As part of Bas Bleu’s 2015 Book a Month program, each month we’re offering discussion questions, author interviews, or other bonus materials to enrich your reading experience—for book clubs as well as thoughtful individuals. (We’ll do our best to avoid plot spoilers, but you should proceed with caution!)
It’s probably safe to say that few, if any, of us know what it’s like to be forced to abandon the people and homeland we love to save our own lives. Yet during World War II, countless people did just that, many of them Jews persecuted during the Nazis’ Third Reich. In this month’s Book a Month selection, Crossing the Borders of Time, an American journalist delves deep into her family’s past to investigate her Jewish mother’s wartime experiences, particularly her star-crossed relationship with a young Catholic man. (You may also enjoy this 2012 interview with Maitland from PBS’s News Hour, but beware spoilers!)
1. What was the impetus that began Leslie Maitland’s search for her mother’s long-lost lover? Do you have any unanswered questions about your family’s past?
2. How are Roland and Leonard different from each other, and how does Hanna/Janine’s memory of Roland affect her relationship with her husband? Do you think she shared too much information with her husband and her children about her romantic past?
3. Crossing the Borders of Timeis deeply rooted in World War II history and the Holocaust. How does Leslie Maitland use Janine’s story to reflect the differing attitudes toward the rise of Nazism, anti-Semitism, and various other prejudices? Did you learn anything about WWII history that you didn’t know before?
4. In 1989, the Maitland family returned to Freiburg, where Jewish former citizens were invited to return to their birthplace. What do you think about this attempt at reconciliation or atonement? What did you think of their encounters on this and later trips with figures from the family’s past?

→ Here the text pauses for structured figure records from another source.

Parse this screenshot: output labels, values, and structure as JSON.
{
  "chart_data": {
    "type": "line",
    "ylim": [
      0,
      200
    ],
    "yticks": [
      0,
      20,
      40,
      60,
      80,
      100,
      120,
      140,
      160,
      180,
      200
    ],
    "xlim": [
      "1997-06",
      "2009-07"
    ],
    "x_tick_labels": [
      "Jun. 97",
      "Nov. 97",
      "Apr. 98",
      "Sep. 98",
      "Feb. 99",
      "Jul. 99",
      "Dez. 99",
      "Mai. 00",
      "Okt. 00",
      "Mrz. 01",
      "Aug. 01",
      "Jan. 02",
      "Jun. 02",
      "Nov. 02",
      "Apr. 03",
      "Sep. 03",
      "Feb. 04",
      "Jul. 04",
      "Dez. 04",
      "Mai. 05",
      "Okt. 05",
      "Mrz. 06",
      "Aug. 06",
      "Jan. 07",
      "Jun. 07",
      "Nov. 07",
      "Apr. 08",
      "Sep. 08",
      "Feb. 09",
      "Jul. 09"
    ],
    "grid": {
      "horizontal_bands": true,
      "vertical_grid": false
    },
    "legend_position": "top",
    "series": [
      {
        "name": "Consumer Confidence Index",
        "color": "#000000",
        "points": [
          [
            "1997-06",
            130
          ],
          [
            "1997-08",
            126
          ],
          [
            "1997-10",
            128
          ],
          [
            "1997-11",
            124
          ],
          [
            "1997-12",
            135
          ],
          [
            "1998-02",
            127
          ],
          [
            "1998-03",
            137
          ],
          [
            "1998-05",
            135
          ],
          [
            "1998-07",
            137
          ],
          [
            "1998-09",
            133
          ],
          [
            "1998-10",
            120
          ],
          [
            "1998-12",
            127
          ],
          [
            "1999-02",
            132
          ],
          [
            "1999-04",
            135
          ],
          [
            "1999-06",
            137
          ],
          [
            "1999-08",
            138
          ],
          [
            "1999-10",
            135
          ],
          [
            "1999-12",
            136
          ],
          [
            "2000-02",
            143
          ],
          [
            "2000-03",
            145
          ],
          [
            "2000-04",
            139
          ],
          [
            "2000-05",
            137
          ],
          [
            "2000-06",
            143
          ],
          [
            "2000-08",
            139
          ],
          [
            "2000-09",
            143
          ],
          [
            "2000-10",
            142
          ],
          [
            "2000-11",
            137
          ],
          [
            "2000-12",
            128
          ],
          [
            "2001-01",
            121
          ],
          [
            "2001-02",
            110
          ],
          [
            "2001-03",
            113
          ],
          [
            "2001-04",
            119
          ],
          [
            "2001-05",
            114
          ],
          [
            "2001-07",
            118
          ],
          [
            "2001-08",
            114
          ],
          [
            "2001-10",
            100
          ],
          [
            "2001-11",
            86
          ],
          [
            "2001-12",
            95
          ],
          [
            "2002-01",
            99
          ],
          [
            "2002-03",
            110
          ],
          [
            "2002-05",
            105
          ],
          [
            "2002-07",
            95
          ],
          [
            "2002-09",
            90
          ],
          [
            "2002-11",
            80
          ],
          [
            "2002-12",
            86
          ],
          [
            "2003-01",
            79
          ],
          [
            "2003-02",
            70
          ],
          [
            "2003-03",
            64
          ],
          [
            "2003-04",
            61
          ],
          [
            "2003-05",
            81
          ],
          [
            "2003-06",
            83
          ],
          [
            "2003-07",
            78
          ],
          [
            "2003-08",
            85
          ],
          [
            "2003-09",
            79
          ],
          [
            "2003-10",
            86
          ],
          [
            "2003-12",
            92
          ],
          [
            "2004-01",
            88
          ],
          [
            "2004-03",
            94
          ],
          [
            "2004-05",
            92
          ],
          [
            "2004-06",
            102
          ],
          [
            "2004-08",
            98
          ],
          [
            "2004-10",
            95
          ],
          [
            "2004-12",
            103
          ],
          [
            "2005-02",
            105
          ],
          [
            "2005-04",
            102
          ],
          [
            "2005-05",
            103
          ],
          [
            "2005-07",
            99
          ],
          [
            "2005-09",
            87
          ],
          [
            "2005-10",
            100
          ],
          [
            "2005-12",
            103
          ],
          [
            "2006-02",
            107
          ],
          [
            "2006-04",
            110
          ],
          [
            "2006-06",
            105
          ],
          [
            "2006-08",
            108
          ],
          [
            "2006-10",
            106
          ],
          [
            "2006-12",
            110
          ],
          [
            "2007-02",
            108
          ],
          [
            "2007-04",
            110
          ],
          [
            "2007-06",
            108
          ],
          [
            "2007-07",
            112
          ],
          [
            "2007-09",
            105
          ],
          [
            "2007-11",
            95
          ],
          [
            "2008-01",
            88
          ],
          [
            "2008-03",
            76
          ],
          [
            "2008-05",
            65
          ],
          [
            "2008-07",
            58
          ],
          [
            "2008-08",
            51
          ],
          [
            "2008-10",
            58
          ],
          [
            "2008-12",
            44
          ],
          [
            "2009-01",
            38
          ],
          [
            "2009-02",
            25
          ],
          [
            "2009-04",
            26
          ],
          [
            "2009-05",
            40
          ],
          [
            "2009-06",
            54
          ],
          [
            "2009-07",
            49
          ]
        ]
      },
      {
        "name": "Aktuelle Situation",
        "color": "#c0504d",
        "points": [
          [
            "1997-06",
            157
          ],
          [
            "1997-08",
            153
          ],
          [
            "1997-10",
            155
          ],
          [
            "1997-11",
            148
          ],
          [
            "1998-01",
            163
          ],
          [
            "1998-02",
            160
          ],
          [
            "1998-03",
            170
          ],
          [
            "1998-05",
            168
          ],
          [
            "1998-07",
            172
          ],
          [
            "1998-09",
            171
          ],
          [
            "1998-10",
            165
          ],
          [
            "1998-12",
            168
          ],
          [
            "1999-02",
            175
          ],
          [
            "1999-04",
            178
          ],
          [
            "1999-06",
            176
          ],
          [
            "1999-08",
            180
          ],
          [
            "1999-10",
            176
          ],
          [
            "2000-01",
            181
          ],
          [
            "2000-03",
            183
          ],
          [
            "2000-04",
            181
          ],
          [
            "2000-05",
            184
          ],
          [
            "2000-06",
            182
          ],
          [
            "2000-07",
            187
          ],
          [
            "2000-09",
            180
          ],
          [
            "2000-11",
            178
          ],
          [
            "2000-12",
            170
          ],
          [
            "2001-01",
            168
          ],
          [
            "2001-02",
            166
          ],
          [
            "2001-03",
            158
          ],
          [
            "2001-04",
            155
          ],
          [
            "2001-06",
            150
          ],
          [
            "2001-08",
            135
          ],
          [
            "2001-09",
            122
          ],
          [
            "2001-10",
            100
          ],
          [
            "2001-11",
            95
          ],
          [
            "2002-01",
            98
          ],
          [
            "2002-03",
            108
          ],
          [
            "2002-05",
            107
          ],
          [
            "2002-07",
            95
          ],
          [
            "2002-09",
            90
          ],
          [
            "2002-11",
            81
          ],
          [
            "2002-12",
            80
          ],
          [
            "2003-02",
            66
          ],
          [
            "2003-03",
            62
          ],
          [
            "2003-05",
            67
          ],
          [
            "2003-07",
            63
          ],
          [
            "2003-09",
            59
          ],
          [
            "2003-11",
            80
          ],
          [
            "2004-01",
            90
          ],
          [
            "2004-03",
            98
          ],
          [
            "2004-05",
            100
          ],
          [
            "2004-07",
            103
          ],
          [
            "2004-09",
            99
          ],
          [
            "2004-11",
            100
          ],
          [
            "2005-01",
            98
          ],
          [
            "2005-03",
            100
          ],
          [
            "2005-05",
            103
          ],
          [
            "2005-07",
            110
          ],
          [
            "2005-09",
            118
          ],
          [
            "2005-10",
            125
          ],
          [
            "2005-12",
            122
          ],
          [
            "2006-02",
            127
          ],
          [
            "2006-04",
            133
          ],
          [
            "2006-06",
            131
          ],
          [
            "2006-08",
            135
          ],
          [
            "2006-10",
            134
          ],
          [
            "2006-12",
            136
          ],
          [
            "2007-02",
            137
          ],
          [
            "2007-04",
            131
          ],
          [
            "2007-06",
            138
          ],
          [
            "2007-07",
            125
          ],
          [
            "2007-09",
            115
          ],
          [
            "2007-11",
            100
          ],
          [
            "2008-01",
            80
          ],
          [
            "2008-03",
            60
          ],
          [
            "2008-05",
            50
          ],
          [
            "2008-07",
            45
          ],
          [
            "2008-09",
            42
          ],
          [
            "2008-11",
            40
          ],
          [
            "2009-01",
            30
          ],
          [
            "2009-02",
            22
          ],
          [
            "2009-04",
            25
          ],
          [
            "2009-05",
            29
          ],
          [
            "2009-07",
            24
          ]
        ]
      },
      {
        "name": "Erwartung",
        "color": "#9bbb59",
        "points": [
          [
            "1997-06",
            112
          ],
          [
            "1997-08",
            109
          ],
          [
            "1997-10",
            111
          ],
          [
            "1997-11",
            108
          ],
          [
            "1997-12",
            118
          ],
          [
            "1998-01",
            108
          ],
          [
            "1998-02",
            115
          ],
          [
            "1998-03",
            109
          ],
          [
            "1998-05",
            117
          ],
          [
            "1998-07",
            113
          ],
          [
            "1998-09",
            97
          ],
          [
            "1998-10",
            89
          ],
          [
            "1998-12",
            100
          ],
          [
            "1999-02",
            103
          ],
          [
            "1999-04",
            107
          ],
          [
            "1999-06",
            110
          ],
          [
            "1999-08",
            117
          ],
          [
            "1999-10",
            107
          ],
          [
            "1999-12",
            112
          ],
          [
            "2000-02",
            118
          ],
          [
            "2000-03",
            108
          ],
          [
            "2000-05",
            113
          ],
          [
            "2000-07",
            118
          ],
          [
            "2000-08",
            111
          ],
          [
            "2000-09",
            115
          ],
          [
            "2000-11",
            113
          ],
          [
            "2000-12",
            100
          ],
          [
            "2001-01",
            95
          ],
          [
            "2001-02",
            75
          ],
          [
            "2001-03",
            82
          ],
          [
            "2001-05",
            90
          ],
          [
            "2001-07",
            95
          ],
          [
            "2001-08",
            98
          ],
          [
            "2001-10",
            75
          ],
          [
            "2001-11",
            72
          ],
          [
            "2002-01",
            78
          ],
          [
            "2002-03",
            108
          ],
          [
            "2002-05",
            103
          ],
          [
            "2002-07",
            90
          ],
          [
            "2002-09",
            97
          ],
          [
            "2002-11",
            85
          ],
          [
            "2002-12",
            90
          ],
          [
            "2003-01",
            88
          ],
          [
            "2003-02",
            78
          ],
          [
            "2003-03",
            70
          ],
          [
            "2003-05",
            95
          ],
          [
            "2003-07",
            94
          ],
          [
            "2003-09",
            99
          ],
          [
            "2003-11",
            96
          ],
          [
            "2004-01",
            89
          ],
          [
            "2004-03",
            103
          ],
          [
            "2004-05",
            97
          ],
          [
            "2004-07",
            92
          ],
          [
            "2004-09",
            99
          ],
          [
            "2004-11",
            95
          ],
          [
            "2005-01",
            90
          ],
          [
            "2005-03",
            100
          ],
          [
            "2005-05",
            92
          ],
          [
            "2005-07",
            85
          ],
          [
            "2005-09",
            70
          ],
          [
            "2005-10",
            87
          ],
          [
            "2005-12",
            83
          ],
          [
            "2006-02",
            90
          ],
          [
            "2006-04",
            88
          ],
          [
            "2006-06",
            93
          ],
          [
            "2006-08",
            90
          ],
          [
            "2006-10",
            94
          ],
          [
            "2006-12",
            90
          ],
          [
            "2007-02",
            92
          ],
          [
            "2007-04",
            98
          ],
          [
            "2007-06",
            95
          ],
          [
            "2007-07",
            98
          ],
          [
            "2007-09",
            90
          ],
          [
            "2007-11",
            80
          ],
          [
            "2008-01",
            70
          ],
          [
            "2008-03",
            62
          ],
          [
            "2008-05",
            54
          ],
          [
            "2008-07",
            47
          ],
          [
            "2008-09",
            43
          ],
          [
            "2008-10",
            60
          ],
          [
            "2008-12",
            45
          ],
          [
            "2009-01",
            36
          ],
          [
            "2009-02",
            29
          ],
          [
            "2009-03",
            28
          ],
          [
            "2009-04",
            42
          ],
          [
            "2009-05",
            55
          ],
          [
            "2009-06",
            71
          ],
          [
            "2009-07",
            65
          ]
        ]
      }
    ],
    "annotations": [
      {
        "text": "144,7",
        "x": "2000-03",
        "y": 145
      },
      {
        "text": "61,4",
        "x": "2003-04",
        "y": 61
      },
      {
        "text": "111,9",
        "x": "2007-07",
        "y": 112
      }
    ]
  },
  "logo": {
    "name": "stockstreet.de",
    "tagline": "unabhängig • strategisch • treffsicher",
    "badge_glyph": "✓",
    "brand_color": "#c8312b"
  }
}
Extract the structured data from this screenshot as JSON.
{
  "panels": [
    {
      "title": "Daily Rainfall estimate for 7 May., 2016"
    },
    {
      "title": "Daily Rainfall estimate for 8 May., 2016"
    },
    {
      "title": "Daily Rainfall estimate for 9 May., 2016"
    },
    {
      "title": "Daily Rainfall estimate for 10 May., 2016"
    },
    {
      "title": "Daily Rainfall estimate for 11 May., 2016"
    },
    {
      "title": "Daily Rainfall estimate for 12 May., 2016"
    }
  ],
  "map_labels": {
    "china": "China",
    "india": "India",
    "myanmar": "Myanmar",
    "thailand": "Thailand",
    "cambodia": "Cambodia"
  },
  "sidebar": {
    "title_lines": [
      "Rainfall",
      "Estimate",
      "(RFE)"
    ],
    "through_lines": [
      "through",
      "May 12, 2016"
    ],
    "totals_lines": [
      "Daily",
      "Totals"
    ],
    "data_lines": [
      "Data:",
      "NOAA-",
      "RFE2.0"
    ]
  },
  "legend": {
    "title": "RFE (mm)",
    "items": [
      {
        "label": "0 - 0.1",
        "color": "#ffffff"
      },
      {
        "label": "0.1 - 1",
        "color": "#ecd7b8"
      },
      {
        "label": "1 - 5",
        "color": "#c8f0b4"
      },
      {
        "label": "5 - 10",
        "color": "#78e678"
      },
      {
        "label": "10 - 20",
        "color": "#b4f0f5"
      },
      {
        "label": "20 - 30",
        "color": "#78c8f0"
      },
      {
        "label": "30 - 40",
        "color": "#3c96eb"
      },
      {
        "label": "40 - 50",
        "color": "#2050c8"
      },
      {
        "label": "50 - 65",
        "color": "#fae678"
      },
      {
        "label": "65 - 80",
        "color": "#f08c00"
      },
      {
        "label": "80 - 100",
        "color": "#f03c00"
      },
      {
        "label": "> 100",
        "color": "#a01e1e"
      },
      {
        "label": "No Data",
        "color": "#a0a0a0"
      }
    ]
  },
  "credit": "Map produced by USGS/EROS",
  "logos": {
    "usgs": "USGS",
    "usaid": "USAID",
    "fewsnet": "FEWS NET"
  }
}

5. After fleeing France, the Günzburger family was exiled and displaced in Cuba, before eventually gaining entry into the United States. Were you surprised to learn that the United States accepted so few refugees from Hitler-dominated Europe and that Leonard felt obliged to change his last name in response to anti-Semitism in American business circles?
6. What did you think of Janine’s relationship with her family – of her decision to remain in New York after the war rather than return to France, and of her silent acceptance of Sigmar’s and Norbert’s efforts to thwart her marrying Roland?
7. Roland and Janine were separated and reunited through a mixture of historical and personal forces. How do you think their separation altered their perceptions of each other, and of love in general? How did you react to the difficult compromises that they made at the ending? What solution to their situation would you have advised for them?